Marc Martignoni, M.D., is a surgeon and clinical researcher with Klinikum Rechts der Isar in Munich. As part of a team led by Professor Helmut Friess, director of surgery at the Klinikum Rechts der Isar, Dr. Martignoni’s research focuses on improving outcomes for patients with pancreatic cancer. Pancreatic cancer has an abysmal prognosis, therefore targets for early detection, prevention, and therapy are desperately needed.
Prior research directed by Professor Friess identified several genes of interest in the quest to better understand the genetics of pancreatic cancer. To date, the team has analyzed gene expression using tumor samples that consisted of 1,000 cells or more in order to extract the quantities of genetic material needed for microarray analysis or conventional qPCR.
Dr. Martignoni now wants to investigate how gene expression for those genes of interest differs between individual tumor cells, and how the differences help explain prognosis and response to treatment. Differences between gene expression in tumor cells—tumor heterogeneity—are a direct result of the genetic mutations that occur during tumorigenesis. However, due to the methodological limitations of conventional microarray or PCR technologies, only a few research groups have directly measured tumor heterogeneity, let alone studied the associations between degree of heterogeneity and clinical outcomes.

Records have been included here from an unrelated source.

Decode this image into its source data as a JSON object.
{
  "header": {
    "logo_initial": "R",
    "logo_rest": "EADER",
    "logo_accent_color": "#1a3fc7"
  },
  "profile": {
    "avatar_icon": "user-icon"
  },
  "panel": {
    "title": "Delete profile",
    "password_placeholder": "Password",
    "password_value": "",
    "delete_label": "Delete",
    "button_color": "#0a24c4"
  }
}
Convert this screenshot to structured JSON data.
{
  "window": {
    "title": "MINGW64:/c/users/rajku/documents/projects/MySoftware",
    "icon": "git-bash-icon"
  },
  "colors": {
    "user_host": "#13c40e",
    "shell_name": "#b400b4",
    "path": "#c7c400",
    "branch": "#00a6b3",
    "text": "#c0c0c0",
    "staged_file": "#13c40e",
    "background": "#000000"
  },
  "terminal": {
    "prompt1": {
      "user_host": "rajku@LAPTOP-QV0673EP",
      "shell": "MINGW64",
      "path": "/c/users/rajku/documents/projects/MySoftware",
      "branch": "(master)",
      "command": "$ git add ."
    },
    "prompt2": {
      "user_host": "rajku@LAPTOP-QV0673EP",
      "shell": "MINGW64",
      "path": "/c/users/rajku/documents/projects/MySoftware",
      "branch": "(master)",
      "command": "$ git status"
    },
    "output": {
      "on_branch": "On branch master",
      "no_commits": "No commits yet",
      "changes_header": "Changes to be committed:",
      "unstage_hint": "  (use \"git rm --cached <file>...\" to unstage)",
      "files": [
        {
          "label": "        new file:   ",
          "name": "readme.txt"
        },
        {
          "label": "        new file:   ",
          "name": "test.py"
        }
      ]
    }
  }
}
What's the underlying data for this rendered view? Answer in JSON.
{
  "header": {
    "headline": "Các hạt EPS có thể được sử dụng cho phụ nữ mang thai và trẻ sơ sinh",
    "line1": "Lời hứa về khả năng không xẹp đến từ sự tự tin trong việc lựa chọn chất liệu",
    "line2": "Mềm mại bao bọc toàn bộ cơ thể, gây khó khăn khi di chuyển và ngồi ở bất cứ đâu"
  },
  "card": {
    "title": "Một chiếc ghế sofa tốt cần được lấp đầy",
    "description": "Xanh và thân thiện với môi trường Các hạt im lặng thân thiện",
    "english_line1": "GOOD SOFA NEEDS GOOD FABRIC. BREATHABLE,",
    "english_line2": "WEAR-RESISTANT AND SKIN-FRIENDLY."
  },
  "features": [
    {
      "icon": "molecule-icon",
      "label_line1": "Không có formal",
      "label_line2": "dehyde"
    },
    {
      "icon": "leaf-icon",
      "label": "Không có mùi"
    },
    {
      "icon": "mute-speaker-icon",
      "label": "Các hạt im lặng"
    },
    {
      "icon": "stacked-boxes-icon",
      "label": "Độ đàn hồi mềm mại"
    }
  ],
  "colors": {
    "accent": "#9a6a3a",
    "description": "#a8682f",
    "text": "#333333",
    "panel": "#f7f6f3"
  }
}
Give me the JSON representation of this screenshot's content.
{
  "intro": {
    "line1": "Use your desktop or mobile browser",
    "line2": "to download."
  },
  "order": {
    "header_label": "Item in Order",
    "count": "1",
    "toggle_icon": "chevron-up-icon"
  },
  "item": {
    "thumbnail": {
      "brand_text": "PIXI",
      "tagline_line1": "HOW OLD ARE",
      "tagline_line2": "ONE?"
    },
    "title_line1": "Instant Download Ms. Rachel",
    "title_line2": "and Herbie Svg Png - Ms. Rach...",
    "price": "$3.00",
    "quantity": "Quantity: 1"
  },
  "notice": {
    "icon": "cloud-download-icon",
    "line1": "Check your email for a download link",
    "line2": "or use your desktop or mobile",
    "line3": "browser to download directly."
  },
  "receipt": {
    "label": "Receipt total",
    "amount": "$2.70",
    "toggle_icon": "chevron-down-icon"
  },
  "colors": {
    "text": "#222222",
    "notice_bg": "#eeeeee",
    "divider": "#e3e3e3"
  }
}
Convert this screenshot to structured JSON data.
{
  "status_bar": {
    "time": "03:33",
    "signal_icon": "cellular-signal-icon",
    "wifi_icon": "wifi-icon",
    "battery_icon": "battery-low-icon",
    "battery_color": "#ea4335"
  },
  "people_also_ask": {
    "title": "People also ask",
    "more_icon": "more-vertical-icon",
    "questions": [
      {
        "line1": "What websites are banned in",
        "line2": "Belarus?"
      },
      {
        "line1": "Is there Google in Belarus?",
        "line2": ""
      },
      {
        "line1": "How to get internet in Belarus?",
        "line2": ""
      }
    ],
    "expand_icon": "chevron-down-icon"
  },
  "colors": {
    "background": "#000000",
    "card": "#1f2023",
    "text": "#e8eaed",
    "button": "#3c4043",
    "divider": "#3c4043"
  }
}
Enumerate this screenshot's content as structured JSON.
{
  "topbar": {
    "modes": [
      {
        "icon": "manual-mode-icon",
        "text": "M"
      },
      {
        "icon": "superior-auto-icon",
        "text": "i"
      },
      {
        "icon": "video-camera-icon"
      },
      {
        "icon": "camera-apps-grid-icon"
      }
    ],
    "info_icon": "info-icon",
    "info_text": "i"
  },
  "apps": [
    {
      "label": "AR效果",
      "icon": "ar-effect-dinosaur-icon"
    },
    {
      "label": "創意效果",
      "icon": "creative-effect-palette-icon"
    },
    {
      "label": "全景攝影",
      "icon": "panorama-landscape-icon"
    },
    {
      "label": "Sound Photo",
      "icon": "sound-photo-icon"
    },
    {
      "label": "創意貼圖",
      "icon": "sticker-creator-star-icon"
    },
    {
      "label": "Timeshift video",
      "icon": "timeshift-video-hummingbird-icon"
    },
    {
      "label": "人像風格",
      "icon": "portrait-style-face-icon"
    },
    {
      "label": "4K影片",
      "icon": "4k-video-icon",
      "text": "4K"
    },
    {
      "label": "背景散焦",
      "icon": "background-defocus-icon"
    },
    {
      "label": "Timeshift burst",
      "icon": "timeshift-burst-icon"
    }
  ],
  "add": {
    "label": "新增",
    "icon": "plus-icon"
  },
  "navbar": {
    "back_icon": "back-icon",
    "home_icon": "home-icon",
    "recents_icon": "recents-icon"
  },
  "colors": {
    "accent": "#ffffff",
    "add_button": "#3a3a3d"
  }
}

In order to achieve the sensitivity needed to obtain robust multiplex gene-expression data from individual tumor cells, Dr. Martignoni is using the AmpliGrid single-cell molecular analysis platform. Initially, he will be working with circulating tumor cells. First he wants to deliver a molecular proof that circulating EPCAM-positive cells from patients with pancreatic cancer that are isolated via flow cytometry do indeed originate from the pancreatic tumor. This process will be accomplished by comparing their expression profile with cells extracted from the primary tumor.
Next he will determine if circulating tumor cells (CTC) can be substratified by their individual expression differences, and whether the degree of heterogeneity is associated with clinical parameters such as prognosis or response to treatment.
If such subpopulations exist, and they can be shown to drive clinical outcomes, genetic analysis of CTCs would present a significant refinement to approaches that rely solely on the number of CTCs detected. Another aspect of Dr. Martignoni’s work will be to determine whether and how chemotherapy changes the expression patterns in CTCs. To what extent are apoptosis markers, which are downregulated in cancer cells, upregulated in CTCs following chemotherapy? Ultimately, the insight gained from measuring heterogeneity may lead to a more personalized approach to selecting the course of chemotherapy most likely to be successful for a given patient.